Still, there are complexities here. People know a lot of things, they just don't know much about politics or foreign affairs. (Everybody knows the kind of person who is ignorant of the capital of Germany but does know the 1947 batting average of Ted Williams or every lyric of every Madonna song.) The problem is not stupidity but lack of interest.

Also, the media don't make much of an effort to inform the public. This may be why those who listen to, watch or read it don't know much more than those who don't. The media fear that if the news is not "sexed up," nobody will pay attention. The growth of the audience for shout radio may make that point. Still, a very different logic could be applied: People aren't interested in "hard" news because it does not seem relevant to their lives; moreover, the belief that "you can't fight city hall" is not a stupid one. (Actually, the chances of prevailing over city hall are greater than prevailing over Washington.)

Finally, while people may not have much factual knowledge about their nation or the world, they do have a lot of information nonetheless. Unfortunately, much of it is silly or wrong. This may sound like more bad news but it indicates that people are actually paying attention. They are, however, listening to their friends who know litle more than themselves. The average person is not averse to education, nor are they incapable of learning. They just have lousy teachers.


Jim Good - 9/8/2008

"The moral of this story: Schooling alone doesn't translate into better educated voters."

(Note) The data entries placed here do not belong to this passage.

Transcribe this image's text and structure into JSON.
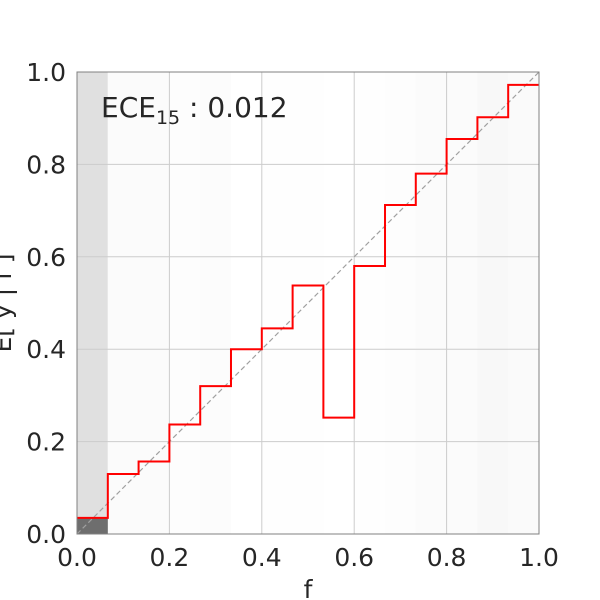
{
  "chart_data": {
    "type": "line",
    "xlabel": "f",
    "ylabel": "E[ y | f ]",
    "xlim": [
      0.0,
      1.0
    ],
    "ylim": [
      0.0,
      1.0
    ],
    "x_ticks": [
      "0.0",
      "0.2",
      "0.4",
      "0.6",
      "0.8",
      "1.0"
    ],
    "y_ticks": [
      "0.0",
      "0.2",
      "0.4",
      "0.6",
      "0.8",
      "1.0"
    ],
    "grid": true,
    "annotation": {
      "main": "ECE",
      "sub": "15",
      "tail": " : 0.012"
    },
    "bins": {
      "edges": [
        0.0,
        0.0667,
        0.1333,
        0.2,
        0.2667,
        0.3333,
        0.4,
        0.4667,
        0.5333,
        0.6,
        0.6667,
        0.7333,
        0.8,
        0.8667,
        0.9333,
        1.0
      ],
      "accuracy": [
        0.035,
        0.13,
        0.157,
        0.237,
        0.32,
        0.4,
        0.445,
        0.538,
        0.252,
        0.58,
        0.712,
        0.78,
        0.855,
        0.902,
        0.972
      ],
      "bin_shade": [
        0.52,
        0.06,
        0.06,
        0.04,
        0.05,
        0.0,
        0.01,
        0.01,
        0.0,
        0.02,
        0.03,
        0.06,
        0.07,
        0.12,
        0.09
      ],
      "accuracy_bar_color": "#6e6e6e"
    },
    "reliability_color": "#ff0000",
    "diagonal_color": "#a0a0a0",
    "grid_color": "#cccccc",
    "frame_color": "#808080"
  }
}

I think this makes your point more precisely than some of the rhetoric you used in your previous articles on this issue. Previously, you seemed to imply that quantity of education is equal to quality: "Americans are better educated now than they were 50 years ago" (my paraphrase). Although, on average, Americans may have more years of education, that doesn't necessarily mean they should be better educated in the arenas of politics or American history. Indeed, your point is that they aren't.


James W Loewen - 9/8/2008

An exercise reported in LIES MY TEACHER TOLD ME shows that less educated adults were more likely to be doves throughout the Vietnam War. More educated adults were more likely to believe BS about the war, such as that it was intended to stop Moscow or Beijing, the domino effect, etc. So this is not new. But it's important and Shenkman makes the case well.